Three detectors (PTW OCTAVIUS 4D 729, 1500 and 100 SRS) used in five configurations with different resolution were compared: 729, 729 merged, 1500, 1500 merged and 1000 SRS. Absolute local gamma passing rates of 3D pre-treatment quality assurance (QA) were evaluated for 150 dose distributions in 30 plans. Five different kinds of error were introduced in order to establish the detection sensitivity of the three devices. Percentage dosimetric differences were evaluated between planned dosevolume histogram (DVH) and patients' predicted DVH calculated by PTW DVH 4D® software.
The mean gamma passing rates and the standard deviations were 92.4% ± 3.7%, 94.6% ± 1.8%, 95.3% ± 4.2%, 97.4% ± 2.5% and 97.6% ± 1.4 respectively for 729, 729 merged, 1500, 1500 merged and 1000 SRS with 2% local dose/2mm criterion. The same trend was found on the sensitivity analysis: using a tight gamma analysis criterion (2%L/1mm) only the 1000 SRS detected every kind of error, while 729 and 1500 merged detected three and four kinds of error respectively. Regarding dose metrics extracted from DVH curves, D50% was within the tolerance level in more than 90% of cases only for the 1000 SRS.
The detector resolution can significantly affect the clinical significance of SBRT pre-treatment verification results. The choice of a detector with resolution suitable to the investigated field size is of main importance to avoid getting false positive.
本研究旨在探讨探测器分辨率如何影响立体定向体部放射治疗(SBRT)容积旋转调强放疗(VMAT)预处理验证结果的临床意义。

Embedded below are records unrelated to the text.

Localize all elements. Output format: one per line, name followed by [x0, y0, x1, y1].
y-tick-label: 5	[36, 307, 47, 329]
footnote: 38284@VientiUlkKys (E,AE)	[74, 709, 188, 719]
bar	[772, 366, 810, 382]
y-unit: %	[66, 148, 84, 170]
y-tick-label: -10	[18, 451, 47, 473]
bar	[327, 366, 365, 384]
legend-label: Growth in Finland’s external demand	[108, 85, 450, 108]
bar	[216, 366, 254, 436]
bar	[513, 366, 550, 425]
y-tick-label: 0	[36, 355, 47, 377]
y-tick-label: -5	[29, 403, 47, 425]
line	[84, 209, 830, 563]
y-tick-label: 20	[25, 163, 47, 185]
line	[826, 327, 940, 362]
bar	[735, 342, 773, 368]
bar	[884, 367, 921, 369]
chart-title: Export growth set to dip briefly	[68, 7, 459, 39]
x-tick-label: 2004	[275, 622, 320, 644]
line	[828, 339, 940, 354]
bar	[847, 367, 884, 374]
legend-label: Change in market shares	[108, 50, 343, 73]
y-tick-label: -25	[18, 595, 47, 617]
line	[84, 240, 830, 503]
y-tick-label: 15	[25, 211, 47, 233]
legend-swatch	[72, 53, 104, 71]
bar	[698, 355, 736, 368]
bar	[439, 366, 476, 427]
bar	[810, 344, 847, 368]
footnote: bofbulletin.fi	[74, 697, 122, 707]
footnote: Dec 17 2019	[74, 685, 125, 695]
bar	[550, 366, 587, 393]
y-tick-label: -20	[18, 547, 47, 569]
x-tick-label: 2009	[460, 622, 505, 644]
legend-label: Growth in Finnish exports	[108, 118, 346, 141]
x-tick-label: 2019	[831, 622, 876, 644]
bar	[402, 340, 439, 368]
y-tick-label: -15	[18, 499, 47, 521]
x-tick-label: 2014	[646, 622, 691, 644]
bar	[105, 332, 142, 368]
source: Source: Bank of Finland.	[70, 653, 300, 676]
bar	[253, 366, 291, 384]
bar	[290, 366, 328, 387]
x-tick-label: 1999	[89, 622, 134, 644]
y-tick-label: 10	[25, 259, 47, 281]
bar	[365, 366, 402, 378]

比较了三种探测器(PTW OCTAVIUS 4D 729、1500 和 100 SRS)在五种不同分辨率配置下的表现:729、729 合并、1500、1500 合并和 1000 SRS。对 30 个计划中的 150 个剂量分布进行了 3D 预处理质量保证(QA)的绝对局部伽马通过率评估。为了确定三种设备的检测灵敏度,引入了五种不同类型的误差。评估了计划剂量体积直方图(DVH)与 PTW DVH 4D®软件计算的患者预测 DVH 之间的剂量差异百分比。
对于 729、729 合并、1500、1500 合并和 1000 SRS,2%局部剂量/2mm 标准下,平均伽马通过率和标准差分别为 92.4%±3.7%、94.6%±1.8%、95.3%±4.2%、97.4%±2.5%和 97.6%±1.4%。在灵敏度分析中也发现了相同的趋势:使用严格的伽马分析标准(2%L/1mm),只有 1000 SRS 检测到了所有类型的误差,而 729 和 1500 合并分别检测到了三种和四种误差。对于从 DVH 曲线提取的剂量指标,只有 1000 SRS 有超过 90%的 D50%在容差范围内。
探测器分辨率会显著影响 SBRT 预处理验证结果的临床意义。选择适合所研究射野大小的分辨率的探测器对于避免假阳性至关重要。